Said teammate Niels Giffey: "They're a scrappy team and they bring the game to you. They don't sit back and wait for shots to fall."

A year earlier, the Huskies came from far behind to beat Villanova in Philadelphia on Shabazz Napier's memorable winning shot in overtime.

"I don't think they're going to sit back and remember anything we did two years ago," Napier said. "They understand we've gotten better, and they've gotten better."

The key figure in Villanova's win last year was Ryan Arcidiacono, who burned the Huskies from the perimeter with 25 points. This, for Connecticut, is where it starts tonight, even though Arcidiacono isn't shooting quite as well as a sophomore. The Wildcats have taken nearly as many 3-pointers (824) as 2-pointers (852), and are shooting 35.5 percent on 3s.

"They're an amazing 3-point shooting team," Connecticut coach Kevin Ollie said. "So we're going to have our work cut out for us. We've got to play [JayVaughn] Pinkston down low, that's what gives them their balance. That's what makes them so tough to guard.

Pinkston, 6 feet 7, 260 pounds, is the kind of brawny frontcourt player that has given Connecticut's lanky frontcourt some trouble. DeAndre Daniels, who scored 18 points against Saint Joseph's in the Huskies' overtime win Thursday, and Amida Brimah, who made critical plays down the stretch in that game, will need to offset Villanova's frontcourt.

"If teams are going to be really aggressive in taking away your 3s, then you've got to have an answer for that," Wright said.

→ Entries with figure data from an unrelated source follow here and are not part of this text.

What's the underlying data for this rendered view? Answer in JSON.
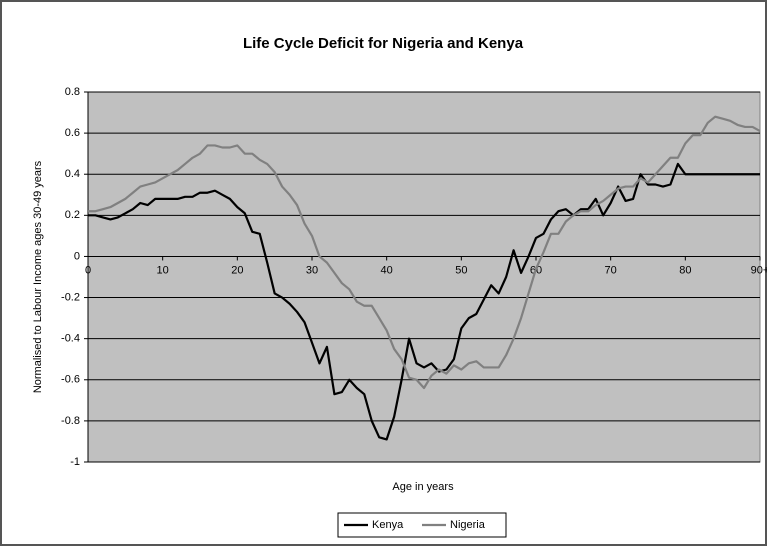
{
  "chart_data": {
    "type": "line",
    "title": "Life Cycle Deficit for Nigeria and Kenya",
    "x_label": "Age in years",
    "y_label": "Normalised to Labour Income ages 30-49 years",
    "x": [
      0,
      1,
      2,
      3,
      4,
      5,
      6,
      7,
      8,
      9,
      10,
      11,
      12,
      13,
      14,
      15,
      16,
      17,
      18,
      19,
      20,
      21,
      22,
      23,
      24,
      25,
      26,
      27,
      28,
      29,
      30,
      31,
      32,
      33,
      34,
      35,
      36,
      37,
      38,
      39,
      40,
      41,
      42,
      43,
      44,
      45,
      46,
      47,
      48,
      49,
      50,
      51,
      52,
      53,
      54,
      55,
      56,
      57,
      58,
      59,
      60,
      61,
      62,
      63,
      64,
      65,
      66,
      67,
      68,
      69,
      70,
      71,
      72,
      73,
      74,
      75,
      76,
      77,
      78,
      79,
      80,
      81,
      82,
      83,
      84,
      85,
      86,
      87,
      88,
      89,
      90
    ],
    "xlim": [
      0,
      90
    ],
    "xticks": [
      0,
      10,
      20,
      30,
      40,
      50,
      60,
      70,
      80,
      {
        "value": 90,
        "label": "90+"
      }
    ],
    "ylim": [
      -1,
      0.8
    ],
    "yticks": [
      -1,
      -0.8,
      -0.6,
      -0.4,
      -0.2,
      0,
      0.2,
      0.4,
      0.6,
      0.8
    ],
    "grid": true,
    "legend": "bottom",
    "series": [
      {
        "name": "Kenya",
        "color": "#000000",
        "values": [
          0.2,
          0.2,
          0.19,
          0.18,
          0.19,
          0.21,
          0.23,
          0.26,
          0.25,
          0.28,
          0.28,
          0.28,
          0.28,
          0.29,
          0.29,
          0.31,
          0.31,
          0.32,
          0.3,
          0.28,
          0.24,
          0.21,
          0.12,
          0.11,
          -0.03,
          -0.18,
          -0.2,
          -0.23,
          -0.27,
          -0.32,
          -0.42,
          -0.52,
          -0.44,
          -0.67,
          -0.66,
          -0.6,
          -0.64,
          -0.67,
          -0.8,
          -0.88,
          -0.89,
          -0.78,
          -0.6,
          -0.4,
          -0.52,
          -0.54,
          -0.52,
          -0.56,
          -0.55,
          -0.5,
          -0.35,
          -0.3,
          -0.28,
          -0.21,
          -0.14,
          -0.18,
          -0.1,
          0.03,
          -0.08,
          0.0,
          0.09,
          0.11,
          0.18,
          0.22,
          0.23,
          0.2,
          0.23,
          0.23,
          0.28,
          0.2,
          0.26,
          0.34,
          0.27,
          0.28,
          0.4,
          0.35,
          0.35,
          0.34,
          0.35,
          0.45,
          0.4,
          0.4,
          0.4,
          0.4,
          0.4,
          0.4,
          0.4,
          0.4,
          0.4,
          0.4,
          0.4
        ]
      },
      {
        "name": "Nigeria",
        "color": "#808080",
        "values": [
          0.22,
          0.22,
          0.23,
          0.24,
          0.26,
          0.28,
          0.31,
          0.34,
          0.35,
          0.36,
          0.38,
          0.4,
          0.42,
          0.45,
          0.48,
          0.5,
          0.54,
          0.54,
          0.53,
          0.53,
          0.54,
          0.5,
          0.5,
          0.47,
          0.45,
          0.41,
          0.34,
          0.3,
          0.25,
          0.16,
          0.1,
          0.0,
          -0.03,
          -0.08,
          -0.13,
          -0.16,
          -0.22,
          -0.24,
          -0.24,
          -0.3,
          -0.36,
          -0.45,
          -0.5,
          -0.59,
          -0.6,
          -0.64,
          -0.58,
          -0.55,
          -0.57,
          -0.53,
          -0.55,
          -0.52,
          -0.51,
          -0.54,
          -0.54,
          -0.54,
          -0.48,
          -0.4,
          -0.3,
          -0.18,
          -0.06,
          0.02,
          0.11,
          0.11,
          0.17,
          0.2,
          0.22,
          0.22,
          0.25,
          0.27,
          0.3,
          0.33,
          0.34,
          0.34,
          0.38,
          0.36,
          0.4,
          0.44,
          0.48,
          0.48,
          0.55,
          0.59,
          0.59,
          0.65,
          0.68,
          0.67,
          0.66,
          0.64,
          0.63,
          0.63,
          0.61
        ]
      }
    ]
  }
}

The Huskies have a similar offensive philosophy; though they don't shoot the 3-pointer quite as much as Villanova, they do tend to rely on it, sometimes over-rely on it when their inside game is not working. But more often than not, the Huskies have found a way.

"You feel familiar with Villanova," Ollie said. "You've played against them. But at the end of the day, it's a basketball game. We've gone through everything, and I believe in these kids, and they believe in themselves. Until that last zero goes, we're going to play. That's the great thing about this team."